Two appeals were challenging gun-control legislation enacted by the New York and Connecticut legislatures in the wake of the 2012 mass murders at Sandy Hook Elementary School in Newtown, Connecticut. The New York and Connecticut laws at issue prohibit the possession of certain semiautomatic "assault weapons" and large-capacity magazines. Following the entry of summary judgment in favor of defendants on the central claims in both the Western District of New York and the District of Connecticut, plaintiffs in both suits pressed two arguments on appeal. First, they challenged the constitutionality of the statutes under the Second Amendment; and second, they challenged certain provisions of the statutes as unconstitutionally vague. Defendants in the New York action also cross-appealed the District Court's invalidation of New York's separate seven-round load limit and voiding of two statutory provisions as facially unconstitutionally vague.
Did the core prohibitions by New York and Connecticut of assault weapons and large-capacity magazines violate the Second Amendment?
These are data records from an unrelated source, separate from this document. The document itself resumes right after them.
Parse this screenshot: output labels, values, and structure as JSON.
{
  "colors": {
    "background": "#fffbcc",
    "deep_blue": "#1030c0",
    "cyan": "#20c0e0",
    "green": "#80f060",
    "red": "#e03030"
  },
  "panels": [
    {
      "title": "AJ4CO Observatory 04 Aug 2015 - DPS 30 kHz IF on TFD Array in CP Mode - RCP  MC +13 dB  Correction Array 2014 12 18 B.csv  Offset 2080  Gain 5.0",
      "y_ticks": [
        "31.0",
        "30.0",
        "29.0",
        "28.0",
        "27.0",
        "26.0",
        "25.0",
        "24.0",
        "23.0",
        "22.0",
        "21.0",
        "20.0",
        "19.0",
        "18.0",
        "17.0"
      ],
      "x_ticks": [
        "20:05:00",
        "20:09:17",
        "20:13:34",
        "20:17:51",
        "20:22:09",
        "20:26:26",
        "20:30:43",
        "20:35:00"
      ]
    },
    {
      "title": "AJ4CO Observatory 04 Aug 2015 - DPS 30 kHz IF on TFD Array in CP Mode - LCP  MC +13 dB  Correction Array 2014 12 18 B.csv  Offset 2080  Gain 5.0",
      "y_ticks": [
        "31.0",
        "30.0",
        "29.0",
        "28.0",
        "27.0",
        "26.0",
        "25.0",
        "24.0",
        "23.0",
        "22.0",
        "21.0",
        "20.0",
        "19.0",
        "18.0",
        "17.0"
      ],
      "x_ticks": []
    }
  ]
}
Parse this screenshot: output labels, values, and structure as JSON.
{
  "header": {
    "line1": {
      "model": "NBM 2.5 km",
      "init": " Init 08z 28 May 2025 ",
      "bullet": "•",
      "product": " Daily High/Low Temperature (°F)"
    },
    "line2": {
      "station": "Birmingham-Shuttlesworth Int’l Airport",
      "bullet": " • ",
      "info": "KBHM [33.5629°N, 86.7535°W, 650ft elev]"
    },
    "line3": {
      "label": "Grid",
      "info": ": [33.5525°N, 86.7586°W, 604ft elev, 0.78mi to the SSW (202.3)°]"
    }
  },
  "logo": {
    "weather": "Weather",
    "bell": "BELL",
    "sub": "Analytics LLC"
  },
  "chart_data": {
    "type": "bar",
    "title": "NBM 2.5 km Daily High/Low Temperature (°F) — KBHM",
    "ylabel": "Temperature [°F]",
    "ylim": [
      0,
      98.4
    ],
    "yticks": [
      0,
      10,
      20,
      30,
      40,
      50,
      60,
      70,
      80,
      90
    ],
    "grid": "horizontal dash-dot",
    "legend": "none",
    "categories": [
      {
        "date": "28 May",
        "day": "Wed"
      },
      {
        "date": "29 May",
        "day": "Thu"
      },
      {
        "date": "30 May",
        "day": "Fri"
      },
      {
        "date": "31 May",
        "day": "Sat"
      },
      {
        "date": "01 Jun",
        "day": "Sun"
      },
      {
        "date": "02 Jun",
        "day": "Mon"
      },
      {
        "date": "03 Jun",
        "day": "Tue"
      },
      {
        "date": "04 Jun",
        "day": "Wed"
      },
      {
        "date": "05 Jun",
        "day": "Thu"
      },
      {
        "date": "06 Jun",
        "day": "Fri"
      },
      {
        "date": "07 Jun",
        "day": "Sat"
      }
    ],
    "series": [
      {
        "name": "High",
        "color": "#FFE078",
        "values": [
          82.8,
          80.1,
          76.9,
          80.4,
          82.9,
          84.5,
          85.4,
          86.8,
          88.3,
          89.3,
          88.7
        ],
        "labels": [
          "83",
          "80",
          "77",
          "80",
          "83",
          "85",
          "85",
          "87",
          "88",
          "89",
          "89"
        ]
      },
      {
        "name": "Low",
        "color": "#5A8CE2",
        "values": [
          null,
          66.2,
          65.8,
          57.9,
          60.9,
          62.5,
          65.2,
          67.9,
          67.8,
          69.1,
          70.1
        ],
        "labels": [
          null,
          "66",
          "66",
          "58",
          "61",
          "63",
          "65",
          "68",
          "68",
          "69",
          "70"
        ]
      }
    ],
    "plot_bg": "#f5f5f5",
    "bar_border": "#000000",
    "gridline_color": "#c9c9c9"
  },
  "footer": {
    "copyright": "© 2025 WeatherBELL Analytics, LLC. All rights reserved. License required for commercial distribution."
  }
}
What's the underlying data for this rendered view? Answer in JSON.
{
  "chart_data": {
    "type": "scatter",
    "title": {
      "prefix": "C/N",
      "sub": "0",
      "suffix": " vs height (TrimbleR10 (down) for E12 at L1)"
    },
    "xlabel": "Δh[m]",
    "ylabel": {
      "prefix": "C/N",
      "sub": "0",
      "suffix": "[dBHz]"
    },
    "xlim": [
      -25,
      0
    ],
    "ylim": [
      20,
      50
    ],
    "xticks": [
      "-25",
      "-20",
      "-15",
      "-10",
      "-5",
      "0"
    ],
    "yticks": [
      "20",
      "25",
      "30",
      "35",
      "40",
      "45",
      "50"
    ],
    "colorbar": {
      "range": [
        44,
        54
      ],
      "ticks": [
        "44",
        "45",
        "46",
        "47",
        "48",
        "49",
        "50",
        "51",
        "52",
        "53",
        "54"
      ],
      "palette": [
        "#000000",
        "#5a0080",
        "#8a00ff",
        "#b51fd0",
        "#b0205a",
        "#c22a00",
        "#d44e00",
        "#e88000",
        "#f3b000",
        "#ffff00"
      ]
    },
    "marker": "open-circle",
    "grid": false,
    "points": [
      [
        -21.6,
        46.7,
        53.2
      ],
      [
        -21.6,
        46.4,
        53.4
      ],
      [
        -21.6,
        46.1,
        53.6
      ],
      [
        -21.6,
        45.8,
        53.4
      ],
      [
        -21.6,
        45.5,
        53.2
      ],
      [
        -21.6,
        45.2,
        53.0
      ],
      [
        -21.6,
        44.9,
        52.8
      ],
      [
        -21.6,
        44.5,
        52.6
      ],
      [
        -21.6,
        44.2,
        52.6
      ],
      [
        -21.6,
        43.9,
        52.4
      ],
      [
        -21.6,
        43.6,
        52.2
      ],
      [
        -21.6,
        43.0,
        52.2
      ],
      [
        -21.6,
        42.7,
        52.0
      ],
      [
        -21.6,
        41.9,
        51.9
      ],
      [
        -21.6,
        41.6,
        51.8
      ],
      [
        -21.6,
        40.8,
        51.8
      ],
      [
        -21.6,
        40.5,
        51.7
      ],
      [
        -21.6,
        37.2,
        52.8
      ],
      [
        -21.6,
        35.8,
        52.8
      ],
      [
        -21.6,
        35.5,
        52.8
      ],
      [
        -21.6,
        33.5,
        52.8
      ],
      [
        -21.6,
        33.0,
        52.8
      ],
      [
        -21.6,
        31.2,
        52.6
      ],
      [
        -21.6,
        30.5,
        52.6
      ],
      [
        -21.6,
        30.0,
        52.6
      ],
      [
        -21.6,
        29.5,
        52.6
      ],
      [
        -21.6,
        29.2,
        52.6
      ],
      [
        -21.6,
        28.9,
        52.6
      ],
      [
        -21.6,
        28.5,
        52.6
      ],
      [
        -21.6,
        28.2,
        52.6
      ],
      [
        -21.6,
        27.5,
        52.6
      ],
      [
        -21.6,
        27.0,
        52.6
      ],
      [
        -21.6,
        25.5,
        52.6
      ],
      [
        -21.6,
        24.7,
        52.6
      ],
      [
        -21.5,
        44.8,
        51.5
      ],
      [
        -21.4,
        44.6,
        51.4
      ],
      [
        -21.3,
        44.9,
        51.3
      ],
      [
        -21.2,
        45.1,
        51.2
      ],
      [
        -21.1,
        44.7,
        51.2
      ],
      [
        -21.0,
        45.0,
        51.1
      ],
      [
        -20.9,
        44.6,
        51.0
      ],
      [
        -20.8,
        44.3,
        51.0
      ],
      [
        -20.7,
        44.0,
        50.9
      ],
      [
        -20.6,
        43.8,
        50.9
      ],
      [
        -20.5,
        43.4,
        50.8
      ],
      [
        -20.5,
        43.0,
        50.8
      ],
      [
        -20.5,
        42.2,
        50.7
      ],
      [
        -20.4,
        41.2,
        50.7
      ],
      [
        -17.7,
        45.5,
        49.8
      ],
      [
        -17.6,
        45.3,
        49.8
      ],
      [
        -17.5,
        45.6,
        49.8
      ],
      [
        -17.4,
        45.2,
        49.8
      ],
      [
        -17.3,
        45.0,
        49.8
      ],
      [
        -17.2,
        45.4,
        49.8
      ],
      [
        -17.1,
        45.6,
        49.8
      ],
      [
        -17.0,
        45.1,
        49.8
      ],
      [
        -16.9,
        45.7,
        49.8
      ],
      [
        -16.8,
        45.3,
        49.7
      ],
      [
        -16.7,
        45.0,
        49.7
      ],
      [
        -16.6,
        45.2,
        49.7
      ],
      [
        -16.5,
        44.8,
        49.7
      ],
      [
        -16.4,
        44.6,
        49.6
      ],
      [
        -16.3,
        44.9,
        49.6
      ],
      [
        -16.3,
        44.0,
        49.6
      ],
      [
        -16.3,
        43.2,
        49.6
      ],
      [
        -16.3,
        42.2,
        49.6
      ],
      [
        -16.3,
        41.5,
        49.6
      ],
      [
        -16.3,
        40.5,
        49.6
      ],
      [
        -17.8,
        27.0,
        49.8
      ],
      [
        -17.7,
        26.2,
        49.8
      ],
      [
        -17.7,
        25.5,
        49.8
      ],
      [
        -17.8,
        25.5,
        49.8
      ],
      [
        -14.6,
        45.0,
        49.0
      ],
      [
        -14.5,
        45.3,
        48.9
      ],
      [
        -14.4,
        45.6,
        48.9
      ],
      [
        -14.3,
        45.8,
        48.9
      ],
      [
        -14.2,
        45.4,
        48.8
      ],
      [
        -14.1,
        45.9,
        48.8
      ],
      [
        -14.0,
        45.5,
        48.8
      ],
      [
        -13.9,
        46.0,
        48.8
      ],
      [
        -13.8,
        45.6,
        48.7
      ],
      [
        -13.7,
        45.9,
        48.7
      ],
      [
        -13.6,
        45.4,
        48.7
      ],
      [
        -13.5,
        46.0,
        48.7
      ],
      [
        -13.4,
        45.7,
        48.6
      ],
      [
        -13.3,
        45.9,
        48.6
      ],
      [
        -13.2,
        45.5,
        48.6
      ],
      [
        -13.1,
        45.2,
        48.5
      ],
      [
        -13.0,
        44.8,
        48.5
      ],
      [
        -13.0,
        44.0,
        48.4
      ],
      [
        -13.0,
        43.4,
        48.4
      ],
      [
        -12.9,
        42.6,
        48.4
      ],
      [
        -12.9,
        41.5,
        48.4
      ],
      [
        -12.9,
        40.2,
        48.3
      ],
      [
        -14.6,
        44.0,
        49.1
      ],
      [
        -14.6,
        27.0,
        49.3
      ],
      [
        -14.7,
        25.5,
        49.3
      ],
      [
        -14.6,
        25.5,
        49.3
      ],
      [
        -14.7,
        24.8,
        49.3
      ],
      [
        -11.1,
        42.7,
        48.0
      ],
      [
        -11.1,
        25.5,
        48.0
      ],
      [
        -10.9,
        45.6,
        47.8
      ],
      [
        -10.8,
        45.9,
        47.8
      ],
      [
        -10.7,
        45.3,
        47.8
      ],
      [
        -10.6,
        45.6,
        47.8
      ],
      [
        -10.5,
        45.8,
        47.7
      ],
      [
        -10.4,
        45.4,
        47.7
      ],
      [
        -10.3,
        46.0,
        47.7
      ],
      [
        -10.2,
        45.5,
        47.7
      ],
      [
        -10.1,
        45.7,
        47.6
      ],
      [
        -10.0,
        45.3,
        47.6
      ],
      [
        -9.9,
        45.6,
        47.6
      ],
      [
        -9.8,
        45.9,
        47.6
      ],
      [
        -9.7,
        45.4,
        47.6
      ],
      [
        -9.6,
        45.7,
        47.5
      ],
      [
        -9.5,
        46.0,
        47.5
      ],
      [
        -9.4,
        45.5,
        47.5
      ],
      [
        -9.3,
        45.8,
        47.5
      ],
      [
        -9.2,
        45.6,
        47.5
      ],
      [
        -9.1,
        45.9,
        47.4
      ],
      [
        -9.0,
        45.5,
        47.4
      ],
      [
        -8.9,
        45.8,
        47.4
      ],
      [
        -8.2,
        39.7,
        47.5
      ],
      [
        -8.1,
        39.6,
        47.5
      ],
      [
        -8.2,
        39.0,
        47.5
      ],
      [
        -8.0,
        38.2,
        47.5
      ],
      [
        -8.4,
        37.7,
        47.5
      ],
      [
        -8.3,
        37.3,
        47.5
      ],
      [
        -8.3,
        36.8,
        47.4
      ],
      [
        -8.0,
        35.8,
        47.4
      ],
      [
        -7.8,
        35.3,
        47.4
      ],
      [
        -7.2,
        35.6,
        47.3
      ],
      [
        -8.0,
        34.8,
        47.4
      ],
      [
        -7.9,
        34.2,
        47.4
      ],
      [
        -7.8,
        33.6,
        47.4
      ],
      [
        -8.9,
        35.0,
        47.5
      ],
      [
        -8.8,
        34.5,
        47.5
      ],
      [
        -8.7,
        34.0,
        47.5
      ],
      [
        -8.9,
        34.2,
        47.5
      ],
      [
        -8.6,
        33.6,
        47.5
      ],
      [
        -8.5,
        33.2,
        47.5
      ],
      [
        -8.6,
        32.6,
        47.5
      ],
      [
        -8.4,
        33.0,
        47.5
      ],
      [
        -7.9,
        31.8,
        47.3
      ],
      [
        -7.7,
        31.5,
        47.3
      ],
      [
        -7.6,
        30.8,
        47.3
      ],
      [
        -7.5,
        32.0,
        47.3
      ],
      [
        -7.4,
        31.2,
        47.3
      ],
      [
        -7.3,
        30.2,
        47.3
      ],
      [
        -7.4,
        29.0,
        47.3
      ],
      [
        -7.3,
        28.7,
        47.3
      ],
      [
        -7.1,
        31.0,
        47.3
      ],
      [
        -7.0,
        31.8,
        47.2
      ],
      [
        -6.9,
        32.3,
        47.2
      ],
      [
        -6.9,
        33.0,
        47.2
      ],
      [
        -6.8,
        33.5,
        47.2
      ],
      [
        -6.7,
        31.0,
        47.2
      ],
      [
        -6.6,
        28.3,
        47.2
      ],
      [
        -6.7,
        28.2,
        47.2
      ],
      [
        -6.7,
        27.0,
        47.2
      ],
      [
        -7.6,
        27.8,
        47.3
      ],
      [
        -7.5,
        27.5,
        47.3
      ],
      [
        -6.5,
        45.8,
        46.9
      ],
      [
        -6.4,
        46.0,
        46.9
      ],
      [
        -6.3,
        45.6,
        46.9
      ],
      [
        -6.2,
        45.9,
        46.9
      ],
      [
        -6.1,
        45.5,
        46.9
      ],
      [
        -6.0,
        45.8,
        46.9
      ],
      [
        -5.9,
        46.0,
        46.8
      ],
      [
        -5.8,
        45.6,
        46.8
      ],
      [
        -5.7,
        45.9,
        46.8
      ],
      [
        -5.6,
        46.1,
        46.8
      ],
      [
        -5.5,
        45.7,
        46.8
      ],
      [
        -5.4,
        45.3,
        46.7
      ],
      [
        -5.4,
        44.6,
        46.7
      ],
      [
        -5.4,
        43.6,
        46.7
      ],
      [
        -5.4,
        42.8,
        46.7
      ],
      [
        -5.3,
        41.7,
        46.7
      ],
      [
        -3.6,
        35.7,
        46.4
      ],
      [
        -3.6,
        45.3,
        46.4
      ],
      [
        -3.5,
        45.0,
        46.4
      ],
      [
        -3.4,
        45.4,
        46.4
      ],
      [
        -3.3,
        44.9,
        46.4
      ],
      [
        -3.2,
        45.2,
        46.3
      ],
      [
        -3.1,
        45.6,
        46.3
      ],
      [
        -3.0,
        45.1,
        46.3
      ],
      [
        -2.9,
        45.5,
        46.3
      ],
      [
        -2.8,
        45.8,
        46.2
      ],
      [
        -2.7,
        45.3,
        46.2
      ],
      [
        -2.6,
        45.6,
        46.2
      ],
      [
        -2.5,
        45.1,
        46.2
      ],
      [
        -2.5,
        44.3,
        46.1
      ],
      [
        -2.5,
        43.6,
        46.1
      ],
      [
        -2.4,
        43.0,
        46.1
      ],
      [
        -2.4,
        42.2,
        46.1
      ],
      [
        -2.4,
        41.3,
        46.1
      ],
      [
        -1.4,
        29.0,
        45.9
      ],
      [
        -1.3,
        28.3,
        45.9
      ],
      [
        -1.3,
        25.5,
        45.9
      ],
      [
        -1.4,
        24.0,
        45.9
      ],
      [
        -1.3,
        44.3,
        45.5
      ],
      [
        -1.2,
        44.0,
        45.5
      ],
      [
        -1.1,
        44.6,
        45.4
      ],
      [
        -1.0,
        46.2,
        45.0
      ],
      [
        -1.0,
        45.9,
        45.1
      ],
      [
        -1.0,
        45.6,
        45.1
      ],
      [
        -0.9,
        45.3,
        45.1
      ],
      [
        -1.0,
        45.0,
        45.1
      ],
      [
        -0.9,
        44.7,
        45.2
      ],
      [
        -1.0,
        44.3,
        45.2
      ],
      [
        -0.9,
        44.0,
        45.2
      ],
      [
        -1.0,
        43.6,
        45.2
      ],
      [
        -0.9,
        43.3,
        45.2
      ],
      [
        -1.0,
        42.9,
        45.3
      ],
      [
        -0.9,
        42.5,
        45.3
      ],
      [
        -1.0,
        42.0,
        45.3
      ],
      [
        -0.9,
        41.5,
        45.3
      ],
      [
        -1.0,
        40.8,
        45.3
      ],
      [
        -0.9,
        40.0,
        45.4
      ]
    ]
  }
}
The court held that the core provisions of the New York and Connecticut laws prohibiting possession of semiautomatic assault weapons and large-capacity magazines did not violate the Second Amendment where, assuming that the prohibited conduct fell under the Second Amendment and applying intermediate scrutiny, the provisions were substantially related to public safety and crime reduction. The court also found that specific prohibition on the non-semiautomatic Remington 7615, Conn. Gen. Stat. § 53-202a(1), fell within the scope of the Second Amendment and failed intermediate scrutiny. New York's seven-round load limit, N.Y. Penal Law § 265.37, did not survive intermediate scrutiny in the absence of requisite record evidence and a substantial relationship with important state safety interests. Finally, the court found that no challenged provision in either New York or Connecticut statute was unconstitutionally vague.